First time I met the late guitarist Noli Aurillo, who died of COVID this month, age 62, was sometime in the early 2000s, in ‘70s Bistro along Anonas Extension in Quezon City, while doing an interview for a reunited Asin folk group, something for Pulp magazine.
Now the surviving members of Asin, like Lolita Carbon and Pendong Aban, were old faces, but Aurillo, long curly hair waving a la Jimmy Page, was a recently arrived session musician, though the Tacloban native was a much-touted veteran of the live circuit being no mean axe man himself.
On Anonas at the time, there wasn’t a jukebox in sight, unlike say in Opena’s in the port city of Dumaguete decades ago, where you could play Poco’s Crazy Love, Orleans’ Dance with Me or Queen’s Bohemian Rhapsody for a few peso coins, listen to the songs while feasting on viands, tasty but on the greasy side. Or Quiapo’s Quezon Boulevard in the old days, with the dime a dozen carinderias and beer gardens that sprouted in the seedy side of town, with their gleaming formica tables and backrests that were epitome of discretion, and in a far corner a jukebox with scratchy 45 rpms of Eddie Peregrina and Victor Wood, It’s Crying Time Again and I’ll do my Crying in the Rain.
I mention this cultural contraption and conversation piece now, also the subject of art exhibits and installations, because Aurillo was rather like a walking jukebox: He had an uncanny gift and flair for turning a tested hit into his own, upside down and inside out until after a rain of chords and disparate reverb on an acoustic guitar with pickup, the song would manifest itself, Man in the Mirror or Material Girl coming hither like an old buddy in disguise or drag but still recognizable, man where you been? And he did the B-sides, too, preferring a deck of cards over coins.

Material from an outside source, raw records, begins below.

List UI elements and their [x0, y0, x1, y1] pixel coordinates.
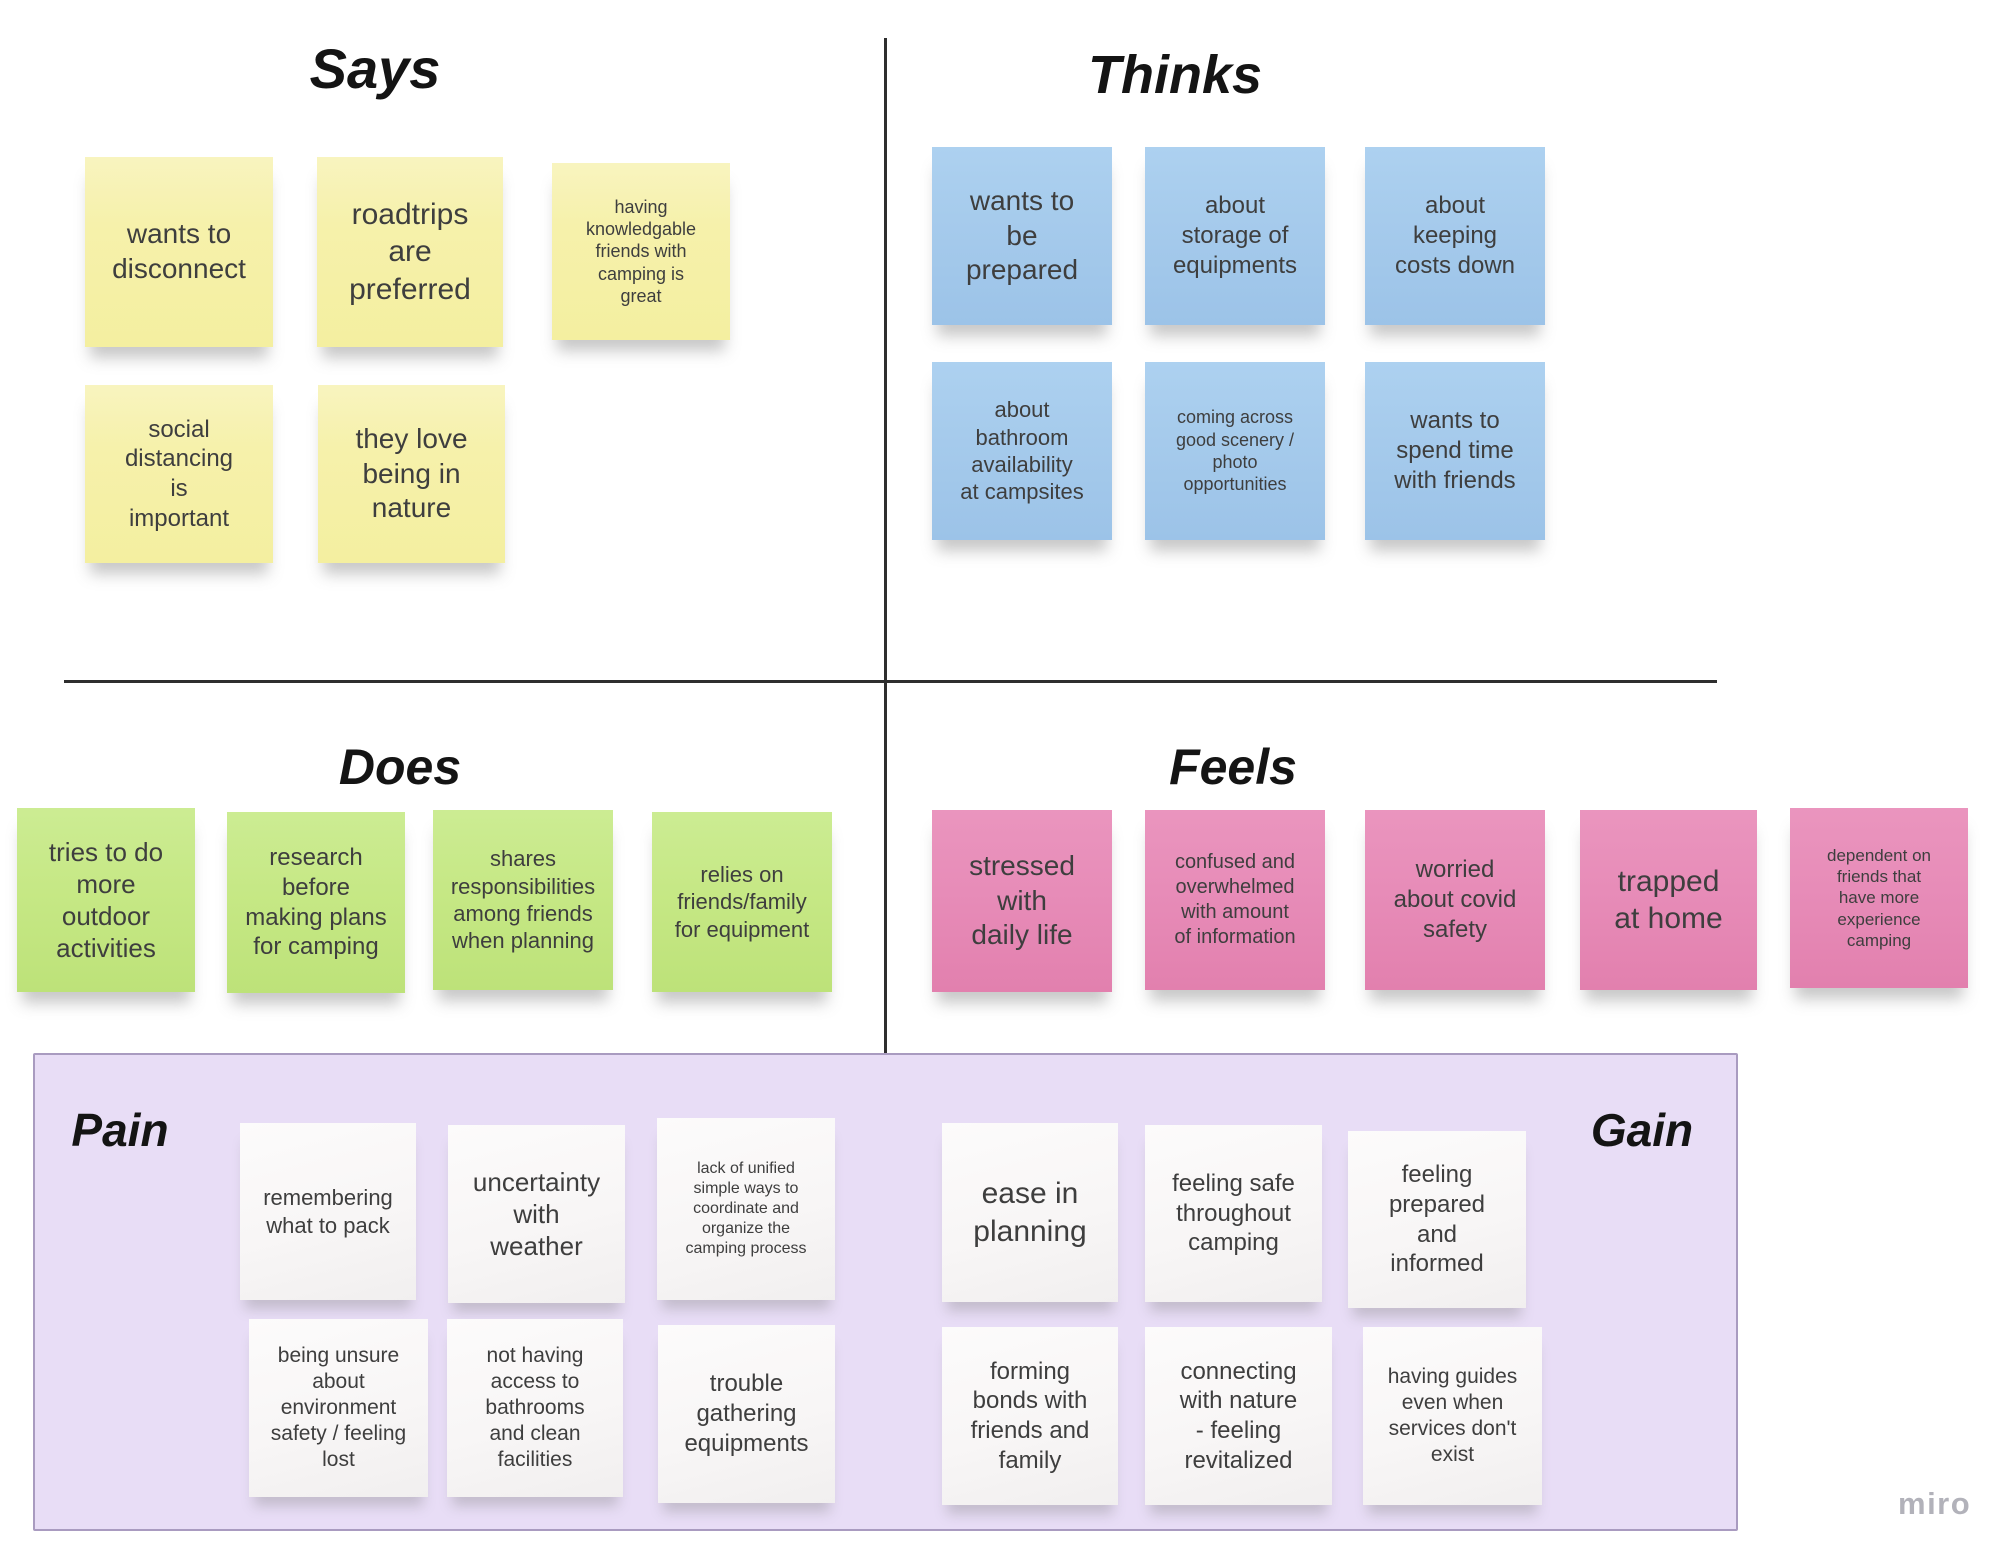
- sticky-note[interactable]: wants to be prepared: [932, 147, 1112, 325]
- sticky-note[interactable]: uncertainty with weather: [448, 1125, 625, 1303]
- sticky-note[interactable]: trouble gathering equipments: [658, 1325, 835, 1503]
- sticky-note[interactable]: about keeping costs down: [1365, 147, 1545, 325]
- sticky-note[interactable]: trapped at home: [1580, 810, 1757, 990]
- pain-heading[interactable]: Pain: [71, 1104, 169, 1156]
- sticky-note[interactable]: not having access to bathrooms and clean…: [447, 1319, 623, 1497]
- sticky-note[interactable]: wants to spend time with friends: [1365, 362, 1545, 540]
- sticky-note[interactable]: having knowledgable friends with camping…: [552, 163, 730, 340]
- miro-logo: miro: [1898, 1486, 1972, 1521]
- sticky-note[interactable]: tries to do more outdoor activities: [17, 808, 195, 992]
- does-heading[interactable]: Does: [338, 739, 462, 795]
- sticky-note[interactable]: stressed with daily life: [932, 810, 1112, 992]
- sticky-note[interactable]: about storage of equipments: [1145, 147, 1325, 325]
- sticky-note[interactable]: ease in planning: [942, 1123, 1118, 1302]
- sticky-note[interactable]: feeling prepared and informed: [1348, 1131, 1526, 1308]
- sticky-note[interactable]: research before making plans for camping: [227, 812, 405, 993]
- sticky-note[interactable]: being unsure about environment safety / …: [249, 1319, 428, 1497]
- sticky-note[interactable]: remembering what to pack: [240, 1123, 416, 1300]
- sticky-note[interactable]: they love being in nature: [318, 385, 505, 563]
- sticky-note[interactable]: social distancing is important: [85, 385, 273, 563]
- horizontal-divider: [64, 680, 1717, 683]
- sticky-note[interactable]: dependent on friends that have more expe…: [1790, 808, 1968, 988]
- gain-heading[interactable]: Gain: [1590, 1104, 1694, 1156]
- sticky-note[interactable]: wants to disconnect: [85, 157, 273, 347]
- sticky-note[interactable]: relies on friends/family for equipment: [652, 812, 832, 992]
- sticky-note[interactable]: shares responsibilities among friends wh…: [433, 810, 613, 990]
- sticky-note[interactable]: roadtrips are preferred: [317, 157, 503, 347]
- sticky-note[interactable]: lack of unified simple ways to coordinat…: [657, 1118, 835, 1300]
- sticky-note[interactable]: confused and overwhelmed with amount of …: [1145, 810, 1325, 990]
- sticky-note[interactable]: about bathroom availability at campsites: [932, 362, 1112, 540]
- sticky-note[interactable]: connecting with nature - feeling revital…: [1145, 1327, 1332, 1505]
- sticky-note[interactable]: forming bonds with friends and family: [942, 1327, 1118, 1505]
- says-heading[interactable]: Says: [309, 37, 441, 100]
- thinks-heading[interactable]: Thinks: [1087, 45, 1263, 105]
- sticky-note[interactable]: having guides even when services don't e…: [1363, 1327, 1542, 1505]
- vertical-divider: [884, 38, 887, 1483]
- feels-heading[interactable]: Feels: [1169, 739, 1297, 795]
- sticky-note[interactable]: worried about covid safety: [1365, 810, 1545, 990]
- sticky-note[interactable]: feeling safe throughout camping: [1145, 1125, 1322, 1302]
- sticky-note[interactable]: coming across good scenery / photo oppor…: [1145, 362, 1325, 540]
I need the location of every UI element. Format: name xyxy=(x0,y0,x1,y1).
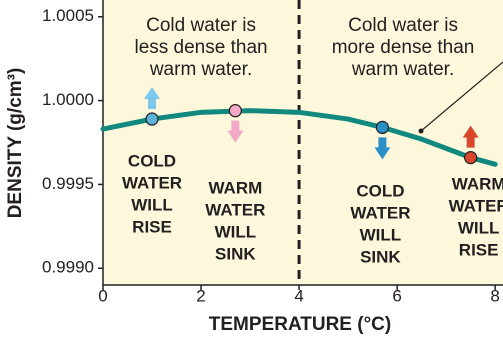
point xyxy=(228,104,242,118)
y-tick-label: 0.9990 xyxy=(42,258,94,277)
point-label: WATER xyxy=(122,173,182,192)
point-label: WATER xyxy=(350,203,410,222)
point-label: SINK xyxy=(215,244,256,263)
arrow xyxy=(462,125,479,148)
point-label: WARM xyxy=(452,174,503,193)
point-label: COLD xyxy=(356,181,404,200)
point-label: WILL xyxy=(131,195,173,214)
annotation: warm water. xyxy=(351,59,454,80)
point-label: WILL xyxy=(215,222,257,241)
point-label: WATER xyxy=(205,200,265,219)
annotation: warm water. xyxy=(149,59,252,80)
point-label: RISE xyxy=(459,240,499,259)
point-label: RISE xyxy=(132,217,172,236)
point xyxy=(375,120,390,135)
point-label: WILL xyxy=(360,225,402,244)
annotation: Cold water is xyxy=(146,15,256,36)
point-label: SINK xyxy=(360,247,401,266)
arrow xyxy=(144,87,161,110)
y-axis-label: DENSITY (g/cm³) xyxy=(5,68,26,219)
x-tick-label: 6 xyxy=(392,286,401,305)
x-axis-label: TEMPERATURE (°C) xyxy=(209,314,391,335)
point-label: WILL xyxy=(458,218,500,237)
annotation: more dense than xyxy=(332,37,475,58)
y-tick-label: 0.9995 xyxy=(42,174,94,193)
arrow xyxy=(374,137,391,160)
x-tick-label: 0 xyxy=(98,286,107,305)
arrow xyxy=(227,120,244,143)
annotation: Cold water is xyxy=(348,15,458,36)
y-tick-label: 1.0005 xyxy=(42,6,94,25)
leader-dot xyxy=(418,128,424,134)
x-tick-label: 4 xyxy=(294,286,303,305)
annotation: less dense than xyxy=(134,37,267,58)
x-tick-label: 8 xyxy=(490,286,499,305)
point-label: COLD xyxy=(128,151,176,170)
y-tick-label: 1.0000 xyxy=(42,90,94,109)
density-curve xyxy=(100,108,498,167)
point xyxy=(464,150,478,165)
x-tick-label: 2 xyxy=(196,286,205,305)
point-label: WATER xyxy=(449,196,503,215)
point-label: WARM xyxy=(208,178,262,197)
point xyxy=(145,112,159,126)
leader-line xyxy=(420,61,503,132)
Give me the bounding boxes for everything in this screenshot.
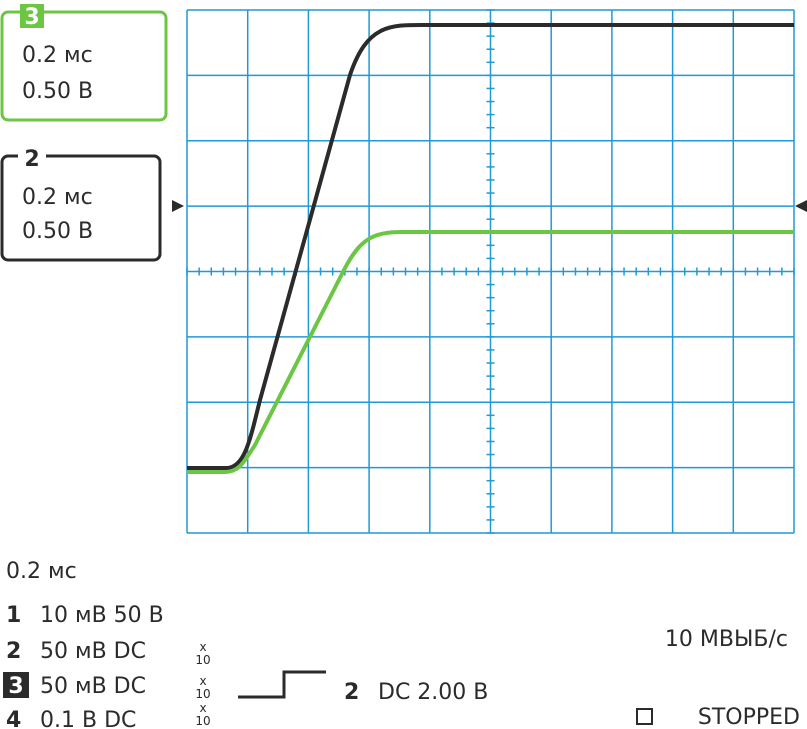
probe: 10 — [195, 653, 210, 667]
channel-time: 0.2 мс — [22, 185, 93, 210]
probe-x: x — [199, 701, 206, 715]
timebase: 0.2 мс — [6, 559, 77, 584]
channel-box — [0, 154, 162, 262]
channel-setting: 50 мВ DC — [40, 674, 146, 699]
trace-2 — [187, 22, 794, 470]
probe: 10 — [195, 687, 210, 701]
probe-x: x — [199, 674, 206, 688]
trace-3 — [187, 230, 794, 474]
channel-volts: 0.50 В — [22, 79, 93, 104]
channel-volts: 0.50 В — [22, 219, 93, 244]
channel-id: 3 — [24, 5, 39, 30]
channel-id: 3 — [8, 674, 23, 699]
channel-id: 4 — [6, 708, 21, 729]
probe: 10 — [195, 714, 210, 728]
channel-badge — [18, 146, 46, 168]
channel-badge — [3, 672, 29, 698]
level-marker-right — [795, 200, 807, 212]
trigger-setting: DC 2.00 В — [378, 680, 488, 705]
channel-id: 2 — [6, 639, 21, 664]
channel-setting: 50 мВ DC — [40, 639, 146, 664]
graticule — [186, 9, 795, 534]
channel-id: 2 — [24, 147, 39, 172]
probe-x: x — [199, 640, 206, 654]
channel-setting: 0.1 В DC — [40, 708, 136, 729]
status: STOPPED — [698, 705, 800, 729]
status-checkbox[interactable] — [636, 708, 653, 725]
channel-box — [0, 10, 168, 122]
channel-id: 1 — [6, 603, 21, 628]
trigger-channel: 2 — [344, 680, 359, 705]
sample-rate: 10 МВЫБ/с — [665, 627, 788, 652]
channel-setting: 10 мВ 50 В — [40, 603, 164, 628]
level-marker-left — [172, 200, 184, 212]
channel-time: 0.2 мс — [22, 43, 93, 68]
trigger-icon — [238, 670, 326, 699]
channel-badge — [20, 4, 44, 28]
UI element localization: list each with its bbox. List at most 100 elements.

“Hindi ba parang mahaba yung buhok mo dati?” Aurillo would deadpan whenever we happened to run into each other in Penguin or Magnet, him doing card tricks between sets with an old faithful nearby, or in Bar@1951, where the guitarist would sometimes oblige with an impromptu solo run through after midnight, maybe an instrumental Michael Jackson medley, just to lift the spirits of the losers and broken wanderers in that smoky din, at least you could walk home with notes ringing in your head if nothing else.
Then there was that live gig with Cynthia Alexander and another foreign based guitarist, an avalanche of three guitars a la De Lucia, Di Meola and McLaughlin, where they did a version of Moon River sure to stop you on your tracks. No doubt music was magic and the air sparkled with possibilities, the guitarists playing off each other point and counterpoint in breathless virtuosity. It’s likely the ensemble also played Somewhere over the Rainbow, if the jukebox of memory can be trusted.
On Spotify or YouTube can be found a whole treasure trove of material from Aurillo, the second major guitarist to pass away in a few months after Wally Gonzalez last July: The compilations of acoustic renditions of favorite standards and chestnuts, In Pursuit of Excellence, which reached three volumes. Sessions at Conspiracy Garden Café in Quezon City, with Skarlet for a matchup that included a heart stirring Summertime, it seemed in his later years he was leaning toward jazz, as evidenced too in his gig at the Tago Jazz club in Cubao, an oasis hidden except from the ear, featuring a Japanese pianist and a woman painter simultaneously working on canvas while the band played on.
A Filipino superstition has it that when you lose your way, the remedy is to turn your shirt over to mislead the enchanter, in this case death, just as we may have lost our way too on the way to Minokaua in Malate, shut down since the pandemic, no more card tricks or B-sides, rain falling from heaven, La Nina and October in Manila.
Yet it’s not really the end, not if Aurillo can help it, because there are still the chord progressions and lingering jams, raise a glass and lend a hand to the tap on wood, a man keeping time by himself while strumming, never alone with a guitar until the wee hours. Not if a thousand angels and an angel’s arms can help it.